Door opened. I didn’t open my eyes, just waited for Radar to make his pronouncement. Would the patient live or die?
Instead, a hoarse voice whispered in my ear, “I’m gonna kill you, pretty white bitch. But first, I’m totally gonna f*ck your daughter. You can hide down here as long as you want. I got time. I got patience. I got a whole prison, with three hundred and forty-two places where I can jump out and yell boo!”
I didn’t move. Just lay there, as if I were sleeping. Mick departed. Radar reentered. Informed me I had a concussion. Told me I needed to rest, drink more fluids and bone up on omega-3s, building blocks of the brain. He handed me two fish oil capsules, then said he would return me to my family, who would monitor me overnight.
I said nothing, just accepted the gel capsules, then the support of his arm, as we made our way slowly down the corridor. I could tell from the smell when we neared the kitchen.
What had Radar said? The first rule of thumb…tend to your health.
“Could I eat a little dinner?”
Radar eyed me dubiously.
“Maybe plain pasta. Something simple.”
He shrugged, as if to say it would be my problem later.
I accepted that. A lot of things, it seemed, would be my problem later. But now I had to pull it together. Find some way to get myself to stop drowning and start swimming, to think of my husband and daughter and put their safety first.
Justin had sworn to protect Ashlyn and me. But I already doubted he could take on a professionally trained psycho like Mick all alone. We needed to come together, him, me and Ashlyn. Hate a little less. Love a little more.

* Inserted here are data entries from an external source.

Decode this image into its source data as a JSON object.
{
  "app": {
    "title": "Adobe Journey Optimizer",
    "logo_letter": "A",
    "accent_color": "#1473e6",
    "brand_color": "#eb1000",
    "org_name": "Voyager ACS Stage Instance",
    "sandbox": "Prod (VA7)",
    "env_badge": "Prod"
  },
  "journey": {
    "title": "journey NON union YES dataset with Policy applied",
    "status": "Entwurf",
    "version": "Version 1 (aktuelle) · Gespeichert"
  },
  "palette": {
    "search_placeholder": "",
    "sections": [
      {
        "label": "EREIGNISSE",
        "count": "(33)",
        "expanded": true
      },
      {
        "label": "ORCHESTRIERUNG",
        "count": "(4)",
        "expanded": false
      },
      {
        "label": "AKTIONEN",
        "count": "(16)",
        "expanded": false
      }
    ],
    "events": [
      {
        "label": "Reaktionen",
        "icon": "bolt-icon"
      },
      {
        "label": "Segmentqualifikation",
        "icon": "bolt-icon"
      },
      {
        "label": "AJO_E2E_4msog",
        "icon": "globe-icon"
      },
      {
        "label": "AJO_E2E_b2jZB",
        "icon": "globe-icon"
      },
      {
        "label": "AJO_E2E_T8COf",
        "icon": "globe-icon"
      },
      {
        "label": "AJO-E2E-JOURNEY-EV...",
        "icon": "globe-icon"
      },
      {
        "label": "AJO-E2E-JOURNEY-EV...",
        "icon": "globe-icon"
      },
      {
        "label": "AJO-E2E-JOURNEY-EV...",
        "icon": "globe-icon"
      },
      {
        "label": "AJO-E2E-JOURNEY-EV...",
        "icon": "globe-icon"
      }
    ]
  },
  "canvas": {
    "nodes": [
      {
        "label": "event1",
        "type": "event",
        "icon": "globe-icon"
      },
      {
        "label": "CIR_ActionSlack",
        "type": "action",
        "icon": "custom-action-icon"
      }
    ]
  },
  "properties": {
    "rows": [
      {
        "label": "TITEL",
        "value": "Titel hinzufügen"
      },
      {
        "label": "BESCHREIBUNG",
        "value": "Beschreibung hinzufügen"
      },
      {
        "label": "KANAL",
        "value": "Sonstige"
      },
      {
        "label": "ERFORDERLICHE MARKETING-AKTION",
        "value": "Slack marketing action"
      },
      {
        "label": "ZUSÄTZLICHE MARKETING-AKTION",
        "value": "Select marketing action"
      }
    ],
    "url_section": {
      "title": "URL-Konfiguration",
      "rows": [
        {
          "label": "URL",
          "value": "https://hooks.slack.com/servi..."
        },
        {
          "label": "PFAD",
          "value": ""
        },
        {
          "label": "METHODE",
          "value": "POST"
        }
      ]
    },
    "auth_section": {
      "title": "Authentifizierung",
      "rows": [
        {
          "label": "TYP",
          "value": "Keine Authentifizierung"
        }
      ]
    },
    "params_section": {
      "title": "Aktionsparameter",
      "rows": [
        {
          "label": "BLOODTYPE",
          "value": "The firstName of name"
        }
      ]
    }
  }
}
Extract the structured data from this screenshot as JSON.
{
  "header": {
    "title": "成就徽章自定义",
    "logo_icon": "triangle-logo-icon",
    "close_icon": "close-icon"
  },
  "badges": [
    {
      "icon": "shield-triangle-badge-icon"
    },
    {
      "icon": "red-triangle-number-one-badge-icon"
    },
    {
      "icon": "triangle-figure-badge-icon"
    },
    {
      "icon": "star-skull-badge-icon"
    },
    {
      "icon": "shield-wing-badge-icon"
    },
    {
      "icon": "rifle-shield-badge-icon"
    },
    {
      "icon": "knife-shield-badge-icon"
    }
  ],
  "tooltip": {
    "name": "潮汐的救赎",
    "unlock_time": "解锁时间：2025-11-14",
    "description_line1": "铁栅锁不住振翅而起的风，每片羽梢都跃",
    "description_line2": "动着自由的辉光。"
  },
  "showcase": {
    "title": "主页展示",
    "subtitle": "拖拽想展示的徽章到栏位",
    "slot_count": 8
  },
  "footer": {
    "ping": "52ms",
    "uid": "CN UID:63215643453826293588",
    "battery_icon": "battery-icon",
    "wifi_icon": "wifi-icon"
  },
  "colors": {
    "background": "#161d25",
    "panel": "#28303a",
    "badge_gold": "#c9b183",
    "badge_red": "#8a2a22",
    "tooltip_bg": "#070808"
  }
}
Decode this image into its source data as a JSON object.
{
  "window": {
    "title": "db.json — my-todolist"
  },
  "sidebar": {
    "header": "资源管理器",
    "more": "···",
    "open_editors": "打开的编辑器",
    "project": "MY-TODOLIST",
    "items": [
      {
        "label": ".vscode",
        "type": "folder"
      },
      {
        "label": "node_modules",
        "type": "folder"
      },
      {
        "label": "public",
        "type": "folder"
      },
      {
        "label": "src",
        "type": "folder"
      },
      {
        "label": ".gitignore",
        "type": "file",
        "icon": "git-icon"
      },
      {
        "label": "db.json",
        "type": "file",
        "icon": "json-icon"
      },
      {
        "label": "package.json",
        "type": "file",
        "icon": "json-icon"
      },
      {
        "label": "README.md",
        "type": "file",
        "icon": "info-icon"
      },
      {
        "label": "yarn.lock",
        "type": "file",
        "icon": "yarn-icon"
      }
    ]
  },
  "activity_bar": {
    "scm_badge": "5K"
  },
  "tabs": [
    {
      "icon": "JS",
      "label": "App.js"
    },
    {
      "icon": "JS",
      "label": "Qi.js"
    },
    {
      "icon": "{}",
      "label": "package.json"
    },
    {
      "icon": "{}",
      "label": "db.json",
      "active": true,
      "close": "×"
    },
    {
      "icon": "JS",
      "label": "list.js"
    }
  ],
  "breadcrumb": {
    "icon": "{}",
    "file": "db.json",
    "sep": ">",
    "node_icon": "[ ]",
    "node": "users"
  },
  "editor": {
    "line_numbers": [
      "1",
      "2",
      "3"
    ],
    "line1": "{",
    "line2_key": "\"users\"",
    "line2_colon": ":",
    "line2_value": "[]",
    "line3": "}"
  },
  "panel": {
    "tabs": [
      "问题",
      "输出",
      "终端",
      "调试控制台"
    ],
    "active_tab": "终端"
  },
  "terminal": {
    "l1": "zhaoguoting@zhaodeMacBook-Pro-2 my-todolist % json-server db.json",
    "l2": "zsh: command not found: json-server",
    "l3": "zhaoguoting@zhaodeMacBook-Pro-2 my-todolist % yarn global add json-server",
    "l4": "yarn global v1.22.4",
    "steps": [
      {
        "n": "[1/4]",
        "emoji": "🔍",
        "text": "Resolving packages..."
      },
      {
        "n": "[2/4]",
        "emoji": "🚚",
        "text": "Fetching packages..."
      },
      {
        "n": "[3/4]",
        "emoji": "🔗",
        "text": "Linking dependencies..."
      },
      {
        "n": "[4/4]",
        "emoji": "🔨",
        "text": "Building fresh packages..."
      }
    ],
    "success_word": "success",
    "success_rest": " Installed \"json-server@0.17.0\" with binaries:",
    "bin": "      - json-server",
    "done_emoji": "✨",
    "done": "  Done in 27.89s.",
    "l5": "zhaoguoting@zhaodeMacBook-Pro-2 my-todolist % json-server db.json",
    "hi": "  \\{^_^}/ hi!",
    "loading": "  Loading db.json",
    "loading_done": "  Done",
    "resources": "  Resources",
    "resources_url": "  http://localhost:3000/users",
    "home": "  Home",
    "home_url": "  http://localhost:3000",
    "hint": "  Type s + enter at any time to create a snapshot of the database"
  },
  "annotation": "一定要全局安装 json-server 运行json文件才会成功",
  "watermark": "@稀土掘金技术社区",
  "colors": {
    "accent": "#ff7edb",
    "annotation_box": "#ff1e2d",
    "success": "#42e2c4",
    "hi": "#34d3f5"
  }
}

Once upon a time, inside one of the most luxurious town houses in Boston, our family had fallen apart. Now, inside these harsh cinder-block prison walls, we needed to find ourselves again.
Because Mick didn’t strike me as the kind of killer who made idle threats. And trapped inside this prison, it’s not like we could get away. He was the predator. We were the prey. And there was no place left for any of us to run.
Chapter 19
PARTICIPATING IN A MULTI-JURISDICTIONAL INVESTIGATION was a lot like dancing. Unfortunately, Wyatt didn’t care for dancing. Never had. Never would.
Currently, he had Kevin in the car, riding shotgun. When playing with the feds, it never hurt to have a smart guy around, and Kevin was as geeky as the North Country knew how to get.
They had instructions to rendezvous with Special Agents Adams and Hawkes at the Denbe Construction headquarters in downtown Boston. Though it was a Saturday, the FBI had already received permission to start interviews of various company officers and employees. Given that in a missing person’s case, time was of the essence, no one was arguing.
Nicole mentioned a private investigator might be present as well, some corporate security expert retained by Denbe Construction to conduct an independent assessment of the situation.
Which is where things got complicated. Not competitive, necessarily, though sometimes that happened as well. But complicated. To say everyone wanted the Denbes recovered safe and sound oversimplified the matter. Denbe Construction wanted them found in the most efficient (i.e., least costly) manner possible. The FBI wanted them found in a way that would highlight not only the bureau as a whole, but advance Nicole’s and her partner’s careers individually. And Wyatt… Well, hell, he wasn’t immune to a little glory. He was already blowing his budget on the search operations. He wouldn’t mind coming out of this looking like a good guy. A sheriff’s department had to fight for funding just like everyone else. A high-level success went a long way to keeping them operational another year.